While Winter photography is not for everyone, I have received several emails from people planning to attend this year’s Spring and Fall workshops asking about gear and lens recommendations. Let me first say, all skill levels of photographers have taken my workshops from the most advanced to the novice. One of my goals during the workshops is to have each participant learn ways to achieve better images with the equipment they have.  One participant a few years back stands out in my mind as a person who probably had the best time of anybody. Every time we stopped at a location to photograph he took a miniature sized Elf digital camera out of an Altoid’s tin (that he had strung around his neck), took a few shots, then carefully placed the camera back in the tin and smiled. He did not have the most exspensive equipment, he just had a great time!

The other end of the spectrum is a photographer last Spring who had an 800mm lens with tele-converter attached when a cow Moose and her calf unexpectedly appeared just behind us on the board walk. Needless to say he was scrambling for his other camera body and wide angle lens! Most of us fall somewhere in between when it comes to the extent of our camera gear – often times the amount dependent on just how much we are willing to spend and how much we are willing to carry. We tend to invest enough in our equipment to get good results and always have a wish list of upgrades that are sure to help us get even better pictures.

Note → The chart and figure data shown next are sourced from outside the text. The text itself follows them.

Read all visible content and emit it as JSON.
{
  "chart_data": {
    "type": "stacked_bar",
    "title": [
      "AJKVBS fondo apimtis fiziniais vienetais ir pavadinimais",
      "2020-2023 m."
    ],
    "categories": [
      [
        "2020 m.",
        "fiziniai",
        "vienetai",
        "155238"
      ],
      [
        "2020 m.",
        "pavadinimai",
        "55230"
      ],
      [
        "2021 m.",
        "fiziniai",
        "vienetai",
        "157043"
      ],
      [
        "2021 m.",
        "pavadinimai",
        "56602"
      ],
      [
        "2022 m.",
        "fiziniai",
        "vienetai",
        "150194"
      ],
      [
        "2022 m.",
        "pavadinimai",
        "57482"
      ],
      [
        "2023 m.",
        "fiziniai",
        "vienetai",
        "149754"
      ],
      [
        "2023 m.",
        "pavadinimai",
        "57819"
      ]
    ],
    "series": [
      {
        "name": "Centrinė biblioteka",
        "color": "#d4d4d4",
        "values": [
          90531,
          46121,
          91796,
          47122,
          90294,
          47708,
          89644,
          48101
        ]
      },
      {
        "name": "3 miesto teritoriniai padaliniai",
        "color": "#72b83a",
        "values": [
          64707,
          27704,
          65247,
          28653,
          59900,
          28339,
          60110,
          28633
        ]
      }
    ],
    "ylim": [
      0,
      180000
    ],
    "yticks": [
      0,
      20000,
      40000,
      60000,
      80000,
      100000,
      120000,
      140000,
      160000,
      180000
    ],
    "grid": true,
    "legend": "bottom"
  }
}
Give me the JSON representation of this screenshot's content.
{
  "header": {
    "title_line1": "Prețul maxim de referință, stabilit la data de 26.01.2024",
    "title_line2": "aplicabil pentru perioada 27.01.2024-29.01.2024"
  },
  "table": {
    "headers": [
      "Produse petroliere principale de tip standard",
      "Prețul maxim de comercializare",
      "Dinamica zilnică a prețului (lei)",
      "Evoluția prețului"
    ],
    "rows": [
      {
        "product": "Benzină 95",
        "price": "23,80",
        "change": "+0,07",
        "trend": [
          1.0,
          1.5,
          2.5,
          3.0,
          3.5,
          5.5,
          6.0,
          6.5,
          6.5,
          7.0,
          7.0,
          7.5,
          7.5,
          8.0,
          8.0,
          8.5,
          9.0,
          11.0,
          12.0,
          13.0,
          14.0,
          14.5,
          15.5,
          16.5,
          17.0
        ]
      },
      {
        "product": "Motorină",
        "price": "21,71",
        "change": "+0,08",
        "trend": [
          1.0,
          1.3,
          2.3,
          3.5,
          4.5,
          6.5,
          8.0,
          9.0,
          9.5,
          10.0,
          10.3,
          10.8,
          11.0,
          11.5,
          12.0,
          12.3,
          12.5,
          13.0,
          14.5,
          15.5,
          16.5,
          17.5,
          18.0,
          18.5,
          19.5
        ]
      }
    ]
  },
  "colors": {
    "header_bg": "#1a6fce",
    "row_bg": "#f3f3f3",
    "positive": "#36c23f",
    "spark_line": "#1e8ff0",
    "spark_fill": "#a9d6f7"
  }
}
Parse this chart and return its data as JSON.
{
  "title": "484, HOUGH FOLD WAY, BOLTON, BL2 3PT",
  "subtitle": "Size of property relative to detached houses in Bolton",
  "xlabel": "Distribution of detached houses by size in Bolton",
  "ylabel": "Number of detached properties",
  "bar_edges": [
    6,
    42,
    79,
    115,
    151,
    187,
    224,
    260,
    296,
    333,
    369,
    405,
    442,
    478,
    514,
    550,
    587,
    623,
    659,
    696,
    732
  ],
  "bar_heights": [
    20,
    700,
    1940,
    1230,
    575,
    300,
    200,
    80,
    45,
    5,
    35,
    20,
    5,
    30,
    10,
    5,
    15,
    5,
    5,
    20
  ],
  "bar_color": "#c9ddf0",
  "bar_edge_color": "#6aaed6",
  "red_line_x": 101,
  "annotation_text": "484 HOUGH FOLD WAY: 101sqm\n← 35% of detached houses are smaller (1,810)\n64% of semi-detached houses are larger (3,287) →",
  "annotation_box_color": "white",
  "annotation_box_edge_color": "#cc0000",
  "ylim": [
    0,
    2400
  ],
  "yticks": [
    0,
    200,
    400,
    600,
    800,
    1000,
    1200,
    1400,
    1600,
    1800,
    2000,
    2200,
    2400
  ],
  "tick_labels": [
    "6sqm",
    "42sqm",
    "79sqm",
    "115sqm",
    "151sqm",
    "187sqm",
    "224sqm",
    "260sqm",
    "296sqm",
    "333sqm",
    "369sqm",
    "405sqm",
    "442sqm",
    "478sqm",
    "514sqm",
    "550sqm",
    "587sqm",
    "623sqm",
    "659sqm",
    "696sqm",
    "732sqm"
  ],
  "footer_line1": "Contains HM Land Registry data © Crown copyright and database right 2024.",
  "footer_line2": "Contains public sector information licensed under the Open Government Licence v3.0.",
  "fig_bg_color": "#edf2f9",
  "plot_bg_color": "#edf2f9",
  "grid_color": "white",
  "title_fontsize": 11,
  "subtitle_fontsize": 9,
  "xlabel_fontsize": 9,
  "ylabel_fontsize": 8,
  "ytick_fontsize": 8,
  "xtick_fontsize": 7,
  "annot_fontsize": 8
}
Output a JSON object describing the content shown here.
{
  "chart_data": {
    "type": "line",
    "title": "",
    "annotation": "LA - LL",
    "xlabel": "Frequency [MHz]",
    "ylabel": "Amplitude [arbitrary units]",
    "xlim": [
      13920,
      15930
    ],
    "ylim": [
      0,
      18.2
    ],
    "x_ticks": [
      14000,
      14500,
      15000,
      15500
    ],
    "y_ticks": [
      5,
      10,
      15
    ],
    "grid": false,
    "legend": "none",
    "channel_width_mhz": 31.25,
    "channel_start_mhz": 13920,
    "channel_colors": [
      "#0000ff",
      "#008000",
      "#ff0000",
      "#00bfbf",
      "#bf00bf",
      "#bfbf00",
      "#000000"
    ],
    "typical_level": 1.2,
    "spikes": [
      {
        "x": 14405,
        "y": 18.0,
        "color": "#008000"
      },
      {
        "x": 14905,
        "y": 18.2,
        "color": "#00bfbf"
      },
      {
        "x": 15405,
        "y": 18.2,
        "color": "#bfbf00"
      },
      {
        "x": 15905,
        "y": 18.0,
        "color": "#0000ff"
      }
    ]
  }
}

Wildlife subjects don’t always necessarily require the longest telephoto lenses to capture extraordinary images. However, when it comes to photography workshop gear I consider using a sturdy tripod and properly rated ball head a must. Often a “grudge” purchase, a carbon fiber tripod can cost between $200 and $900 USD. And that is just the tripod. You still need a tripod head which come in several styles and shapes. Ball heads usually are used in conjunction with the shorter, non-collared lenses. Don’t forget the camera plate, which attaches to your camera body and then to the ball head. They are in the $40 range. Even more efficient than a flat plate is an “L” bracket which allows you to adjust your camera from horizontal to vertical without changing the center of gravity or having to adjust your tripod. With an “L” bracket, the level and axis remain the same for each position. The” L” bracket secures to the camera body and allows the user to quickly shoot either horizontal or vertical with lenses that do not have a rotating collar. These “L” plates are manufactured by several companies, and typically will set you back about $150.

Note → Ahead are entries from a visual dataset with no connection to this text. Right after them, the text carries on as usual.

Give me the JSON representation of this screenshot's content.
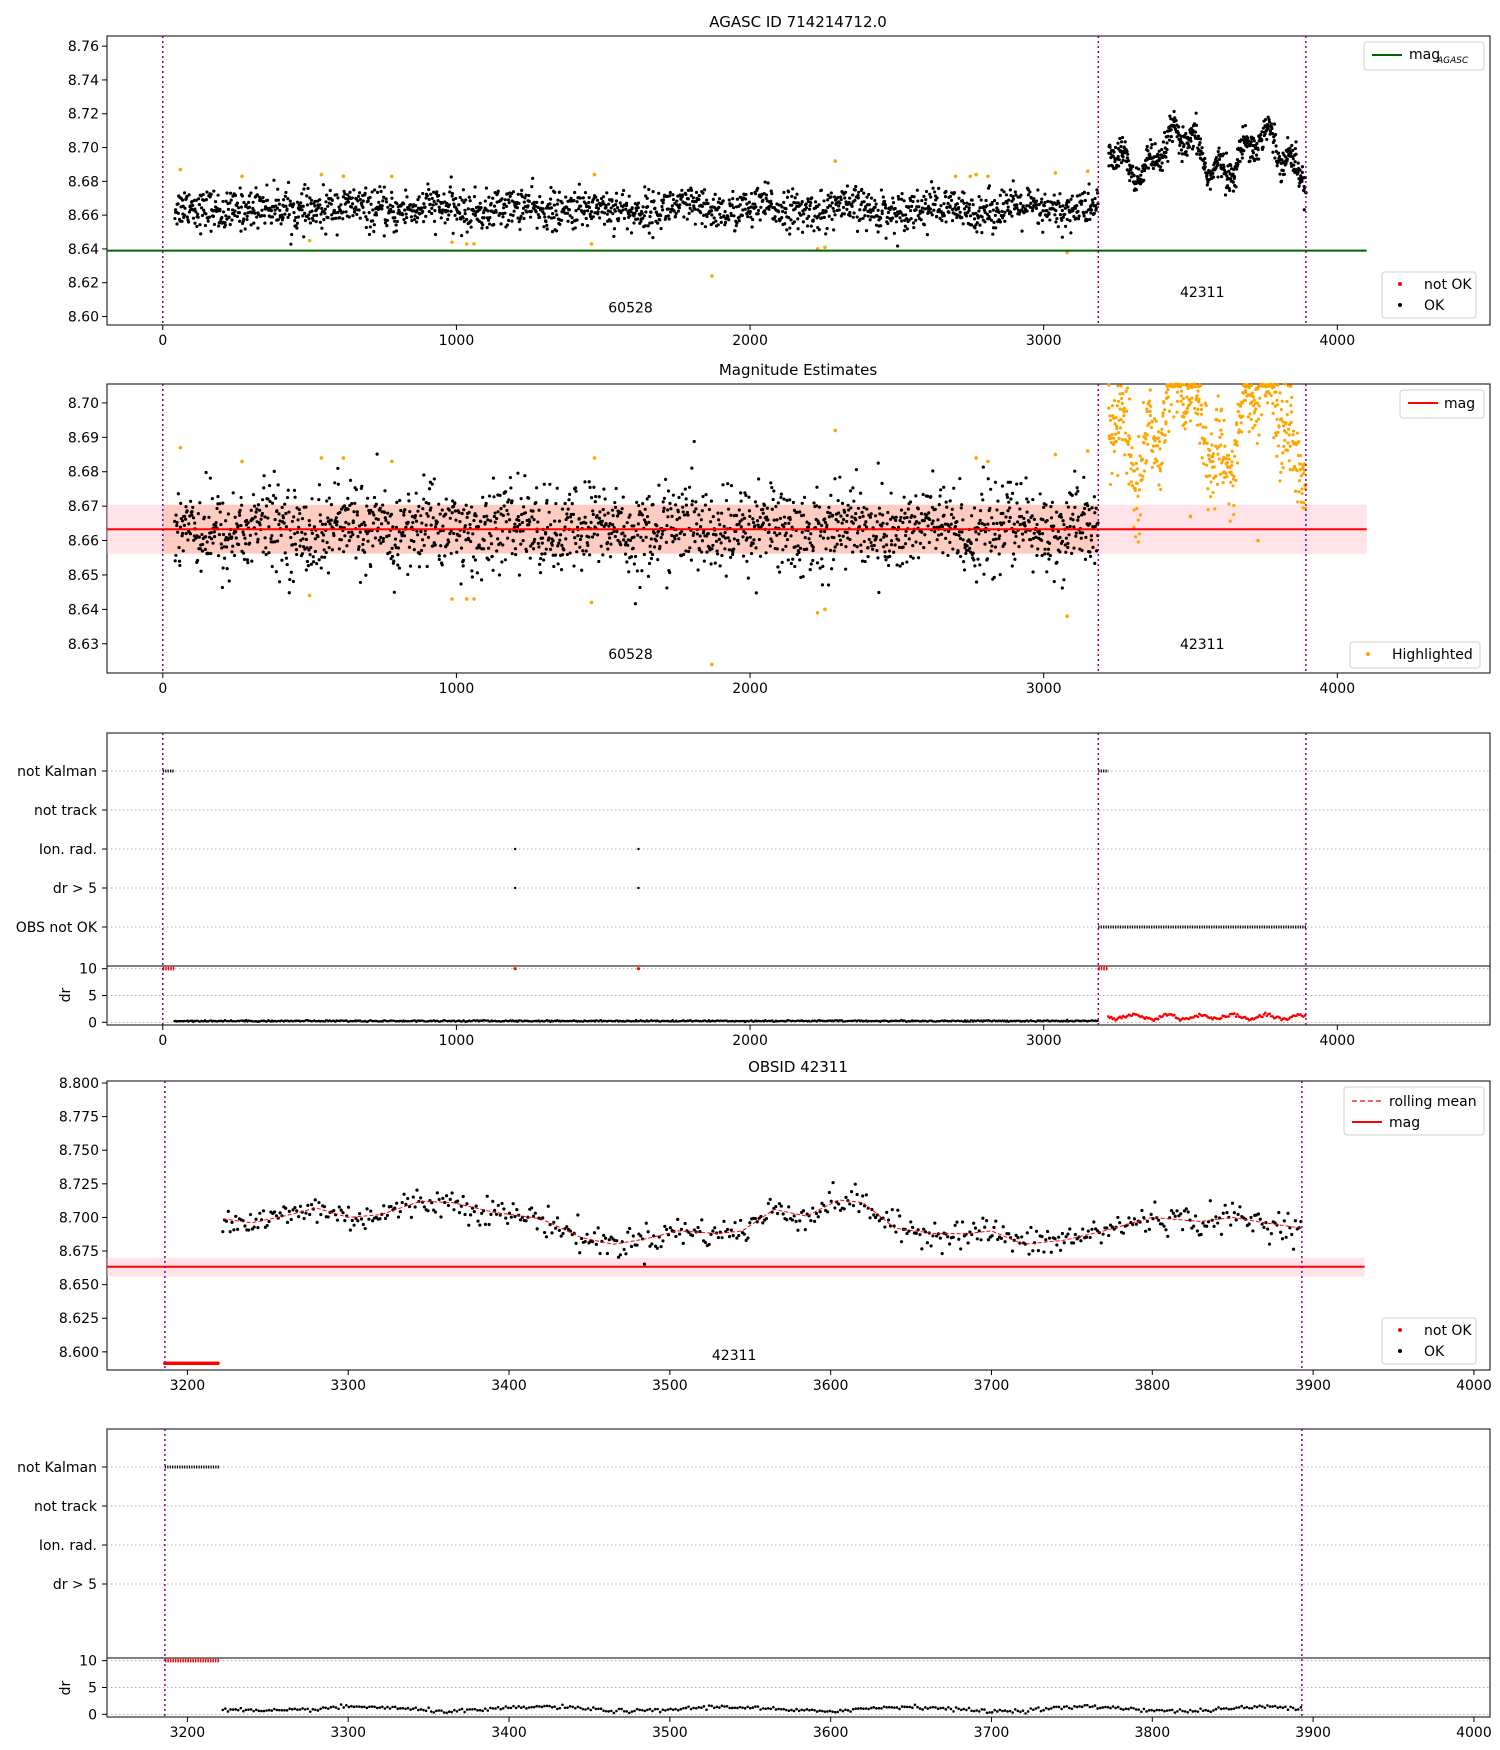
{
  "figure_title": "AGASC ID 714214712.0",
  "colors": {
    "ok": "#000000",
    "not_ok": "#ff0000",
    "highlight": "#ffa500",
    "agasc_line": "#006400",
    "mag_line": "#ff0000",
    "obs_boundary": "#800080",
    "band_fill": "#ffc0cb",
    "band_inner": "#ffa07a",
    "grid": "#b0b0b0"
  },
  "flag_rows": [
    "not Kalman",
    "not track",
    "Ion. rad.",
    "dr > 5",
    "OBS not OK"
  ],
  "chart_data": [
    {
      "id": "agasc",
      "type": "scatter",
      "title": "AGASC ID 714214712.0",
      "xlim": [
        -190,
        4520
      ],
      "ylim": [
        8.595,
        8.766
      ],
      "xticks": [
        0,
        1000,
        2000,
        3000,
        4000
      ],
      "yticks": [
        8.6,
        8.62,
        8.64,
        8.66,
        8.68,
        8.7,
        8.72,
        8.74,
        8.76
      ],
      "ytick_decimals": 2,
      "mag_agasc": 8.639,
      "mag_agasc_xrange": [
        -190,
        4100
      ],
      "obs_boundaries": [
        0,
        3186,
        3893
      ],
      "obs_labels": [
        {
          "text": "60528",
          "x": 1593,
          "y": 8.6025
        },
        {
          "text": "42311",
          "x": 3540,
          "y": 8.6115
        }
      ],
      "segments": [
        {
          "x0": 40,
          "x1": 3186,
          "base": 8.6635,
          "noise": 0.0058,
          "wave": 0.0018,
          "n": 1850
        },
        {
          "x0": 3220,
          "x1": 3893,
          "base": 8.696,
          "noise": 0.0045,
          "wave": 0.011,
          "n": 560
        }
      ],
      "highlighted": [
        [
          60,
          8.687
        ],
        [
          270,
          8.683
        ],
        [
          540,
          8.684
        ],
        [
          615,
          8.683
        ],
        [
          780,
          8.683
        ],
        [
          500,
          8.645
        ],
        [
          985,
          8.644
        ],
        [
          1035,
          8.643
        ],
        [
          1060,
          8.643
        ],
        [
          1460,
          8.643
        ],
        [
          1470,
          8.684
        ],
        [
          1870,
          8.624
        ],
        [
          2230,
          8.64
        ],
        [
          2255,
          8.641
        ],
        [
          2290,
          8.692
        ],
        [
          2770,
          8.684
        ],
        [
          2810,
          8.683
        ],
        [
          3040,
          8.685
        ],
        [
          3080,
          8.638
        ],
        [
          3150,
          8.686
        ],
        [
          2700,
          8.683
        ],
        [
          2750,
          8.683
        ]
      ],
      "legend": {
        "line": "mag",
        "line_sub": "AGASC",
        "not_ok": "not OK",
        "ok": "OK"
      }
    },
    {
      "id": "mag_estimates",
      "type": "scatter",
      "title": "Magnitude Estimates",
      "xlim": [
        -190,
        4520
      ],
      "ylim": [
        8.6215,
        8.7055
      ],
      "xticks": [
        0,
        1000,
        2000,
        3000,
        4000
      ],
      "yticks": [
        8.63,
        8.64,
        8.65,
        8.66,
        8.67,
        8.68,
        8.69,
        8.7
      ],
      "ytick_decimals": 2,
      "mag": 8.6633,
      "band_outer": [
        8.6562,
        8.6704
      ],
      "band_inner_until": 3186,
      "band_xrange": [
        -190,
        4100
      ],
      "obs_boundaries": [
        0,
        3186,
        3893
      ],
      "obs_labels": [
        {
          "text": "60528",
          "x": 1593,
          "y": 8.6255
        },
        {
          "text": "42311",
          "x": 3540,
          "y": 8.6285
        }
      ],
      "segments": [
        {
          "x0": 40,
          "x1": 3186,
          "base": 8.6633,
          "noise": 0.0062,
          "wave": 0.0018,
          "n": 1850
        },
        {
          "x0": 3220,
          "x1": 3893,
          "base": 8.694,
          "noise": 0.006,
          "wave": 0.012,
          "n": 560,
          "color": "highlight"
        }
      ],
      "highlighted": [
        [
          60,
          8.687
        ],
        [
          270,
          8.683
        ],
        [
          540,
          8.684
        ],
        [
          615,
          8.684
        ],
        [
          780,
          8.683
        ],
        [
          500,
          8.644
        ],
        [
          985,
          8.643
        ],
        [
          1035,
          8.643
        ],
        [
          1060,
          8.643
        ],
        [
          1460,
          8.642
        ],
        [
          1470,
          8.684
        ],
        [
          1870,
          8.624
        ],
        [
          2230,
          8.639
        ],
        [
          2255,
          8.64
        ],
        [
          2290,
          8.692
        ],
        [
          2770,
          8.684
        ],
        [
          2810,
          8.683
        ],
        [
          3040,
          8.685
        ],
        [
          3080,
          8.638
        ],
        [
          3150,
          8.686
        ],
        [
          3500,
          8.667
        ],
        [
          3730,
          8.66
        ],
        [
          3890,
          8.676
        ]
      ],
      "legend": {
        "line": "mag",
        "highlighted": "Highlighted"
      }
    },
    {
      "id": "flags_all",
      "type": "scatter",
      "xlim": [
        -190,
        4520
      ],
      "xticks": [
        0,
        1000,
        2000,
        3000,
        4000
      ],
      "rows": [
        "not Kalman",
        "not track",
        "Ion. rad.",
        "dr > 5",
        "OBS not OK"
      ],
      "flag_ranges": [
        {
          "row": 0,
          "x0": 0,
          "x1": 40
        },
        {
          "row": 0,
          "x0": 3186,
          "x1": 3220
        },
        {
          "row": 4,
          "x0": 3186,
          "x1": 3893
        }
      ],
      "flag_points": [
        {
          "row": 2,
          "x": 1200
        },
        {
          "row": 2,
          "x": 1620
        },
        {
          "row": 3,
          "x": 1200
        },
        {
          "row": 3,
          "x": 1620
        }
      ],
      "obs_boundaries": [
        0,
        3186,
        3893
      ],
      "dr": {
        "ylim": [
          -0.5,
          10.5
        ],
        "yticks": [
          0,
          5,
          10
        ],
        "ylabel": "dr",
        "red_top": [
          {
            "x0": 0,
            "x1": 40
          },
          {
            "x0": 3186,
            "x1": 3220
          }
        ],
        "red_points_top": [
          1200,
          1620
        ],
        "ok_segment": {
          "x0": 40,
          "x1": 3186,
          "base": 0.25,
          "noise": 0.12
        },
        "bad_segment": {
          "x0": 3220,
          "x1": 3893,
          "base": 1.0,
          "noise": 0.4
        }
      }
    },
    {
      "id": "obsid",
      "type": "scatter",
      "title": "OBSID 42311",
      "xlim": [
        3150,
        4010
      ],
      "ylim": [
        8.5865,
        8.8015
      ],
      "xticks": [
        3200,
        3300,
        3400,
        3500,
        3600,
        3700,
        3800,
        3900,
        4000
      ],
      "yticks": [
        8.6,
        8.625,
        8.65,
        8.675,
        8.7,
        8.725,
        8.75,
        8.775,
        8.8
      ],
      "ytick_decimals": 3,
      "mag": 8.6633,
      "band": [
        8.656,
        8.67
      ],
      "band_xrange": [
        3150,
        3932
      ],
      "obs_boundaries": [
        3186,
        3893
      ],
      "obs_label": {
        "text": "42311",
        "x": 3540,
        "y": 8.594
      },
      "not_ok_range": {
        "x0": 3186,
        "x1": 3220,
        "y": 8.5915
      },
      "ok_range": {
        "x0": 3222,
        "x1": 3893
      },
      "rolling_mean": [
        [
          3222,
          8.699
        ],
        [
          3240,
          8.696
        ],
        [
          3260,
          8.701
        ],
        [
          3280,
          8.707
        ],
        [
          3300,
          8.7
        ],
        [
          3320,
          8.702
        ],
        [
          3345,
          8.712
        ],
        [
          3365,
          8.711
        ],
        [
          3390,
          8.704
        ],
        [
          3420,
          8.699
        ],
        [
          3445,
          8.685
        ],
        [
          3465,
          8.68
        ],
        [
          3485,
          8.684
        ],
        [
          3505,
          8.69
        ],
        [
          3530,
          8.688
        ],
        [
          3545,
          8.69
        ],
        [
          3565,
          8.706
        ],
        [
          3585,
          8.701
        ],
        [
          3605,
          8.713
        ],
        [
          3620,
          8.711
        ],
        [
          3640,
          8.692
        ],
        [
          3665,
          8.688
        ],
        [
          3685,
          8.688
        ],
        [
          3700,
          8.69
        ],
        [
          3720,
          8.68
        ],
        [
          3745,
          8.683
        ],
        [
          3770,
          8.69
        ],
        [
          3800,
          8.7
        ],
        [
          3830,
          8.697
        ],
        [
          3850,
          8.7
        ],
        [
          3870,
          8.696
        ],
        [
          3893,
          8.692
        ]
      ],
      "legend": {
        "rolling": "rolling mean",
        "mag": "mag",
        "not_ok": "not OK",
        "ok": "OK"
      }
    },
    {
      "id": "flags_obsid",
      "type": "scatter",
      "xlim": [
        3150,
        4010
      ],
      "xticks": [
        3200,
        3300,
        3400,
        3500,
        3600,
        3700,
        3800,
        3900,
        4000
      ],
      "rows": [
        "not Kalman",
        "not track",
        "Ion. rad.",
        "dr > 5"
      ],
      "flag_ranges": [
        {
          "row": 0,
          "x0": 3186,
          "x1": 3220
        }
      ],
      "obs_boundaries": [
        3186,
        3893
      ],
      "dr": {
        "ylim": [
          -0.5,
          10.5
        ],
        "yticks": [
          0,
          5,
          10
        ],
        "ylabel": "dr",
        "red_top": [
          {
            "x0": 3186,
            "x1": 3220
          }
        ],
        "bad_segment": {
          "x0": 3222,
          "x1": 3893,
          "base": 1.0,
          "noise": 0.4
        }
      }
    }
  ]
}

A good ball head works well for up to about a 300mm lens. Beyond a 300mm lens I recommend a full gimbal style head. Described by a friend of mine that recently purchased one as “a mechanical work of art”, I have to agree with him. A gimbal head cost between $300 and $600 and allows for quick and fluid movement. These heads are also manufactured by several different companies. The gimbal head is able to adjust to any angle while the camera and lens are suspended directly below the center of gravity of your tripod. In my opinion, there is no better way to work a wildlife subject with these longer telephoto lenses than with the gimbal style head.

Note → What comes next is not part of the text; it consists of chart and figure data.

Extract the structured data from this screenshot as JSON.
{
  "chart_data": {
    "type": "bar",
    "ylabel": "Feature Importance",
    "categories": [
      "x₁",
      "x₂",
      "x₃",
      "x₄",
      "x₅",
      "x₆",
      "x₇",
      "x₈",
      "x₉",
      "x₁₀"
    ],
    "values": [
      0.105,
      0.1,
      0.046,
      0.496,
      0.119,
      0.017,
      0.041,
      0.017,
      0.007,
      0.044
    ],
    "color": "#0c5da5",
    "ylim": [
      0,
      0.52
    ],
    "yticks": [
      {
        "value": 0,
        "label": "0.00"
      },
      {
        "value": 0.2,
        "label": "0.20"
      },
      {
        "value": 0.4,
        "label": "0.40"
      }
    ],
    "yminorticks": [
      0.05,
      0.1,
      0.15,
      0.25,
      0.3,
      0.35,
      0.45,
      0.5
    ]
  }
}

"Mt Katahdin from the Cribworks Winter"One of my latest purchases was a tripod leveling base. It basically levels the tripod without having to adjust the individual legs on your tripod. I have found this really helpful when shooting several images panning in a sequence later to be stitched together creating a seamless panorama like the landscape image above. That final image is a composite of 12 images (6 across x 2 high) stitched together in Photoshop CS6.

About now you are probably agreeing with my use of the term “grudge” purchase when it comes to camera support. You are right, it won’t get you any closer to a wildlife subject or provide more pixels and the potential for higher ISO’s like a longer lens or upgraded camera body will. However, I can tell you that there is no other single investment that you can make that will have as much of an impact on the quality of your images. A good set up will allow you to capture crisp images with slow shutter speeds as well as track moving subjects with ease.